DGEMM without FP64 Arithmetic - Using FP64 Emulation and FP8 Tensor Cores with Ozaki Scheme
Daichi Mukunoki
Published: 2025/8/1
Abstract
As the demand for AI computation rapidly increases, more hardware is being developed to efficiently perform the low-precision matrix multiplications required by such workloads. However, these operations are generally not directly applicable to scientific computations due to accuracy requirements. The Ozaki scheme - an accurate matrix multiplication method proposed by Ozaki et al. in 2012 - enables FP64 matrix multiplication (DGEMM) using low-precision matrix multiplication units, such as FP16 Tensor Cores.
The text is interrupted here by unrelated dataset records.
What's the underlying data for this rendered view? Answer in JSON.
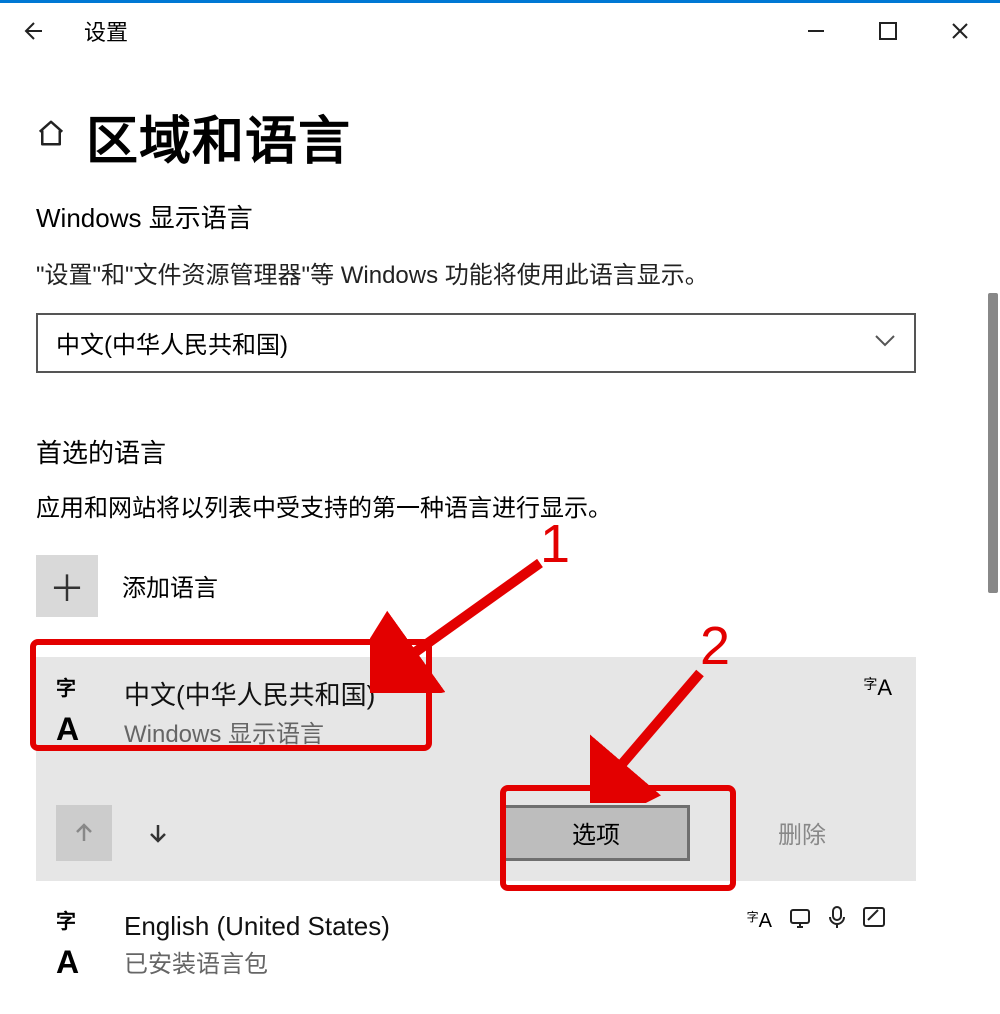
{
  "window": {
    "title": "设置"
  },
  "header": {
    "page_title": "区域和语言"
  },
  "display_language": {
    "heading": "Windows 显示语言",
    "description": "\"设置\"和\"文件资源管理器\"等 Windows 功能将使用此语言显示。",
    "selected": "中文(中华人民共和国)"
  },
  "preferred_languages": {
    "heading": "首选的语言",
    "description": "应用和网站将以列表中受支持的第一种语言进行显示。",
    "add_label": "添加语言",
    "items": [
      {
        "name": "中文(中华人民共和国)",
        "subtitle": "Windows 显示语言",
        "options_label": "选项",
        "delete_label": "删除"
      },
      {
        "name": "English (United States)",
        "subtitle": "已安装语言包"
      }
    ]
  },
  "annotations": {
    "label1": "1",
    "label2": "2"
  }
}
This approach has since been extended to utilize integer arithmetic, offering lower computational cost compared to floating-point-based implementations. In fact, it has achieved higher performance than hardware FP64 operations on GPUs equipped with fast INT8 Tensor Cores designed for AI workloads. However, recent AI-oriented processors trends have shifted toward improving the performance of low-precision floating-point operations, such as FP8, rather than integer operations. Motivated by this shift, this study revisits the use of low-precision floating-point operations in the Ozaki scheme. Specifically, we explore the use of FP8 Tensor Cores. In addition, for processors that support very slow or no hardware-based FP64 operations, we also consider FP64 arithmetic emulation based on integer arithmetic. This completely eliminates hardware FP64 instructions. Furthermore, we explore the use of blocking in the inner-product dimension to accelerate FP16-based implementations. We demonstrate the effectiveness of these methods by evaluating the performance on an NVIDIA RTX Blackwell architecture GPU.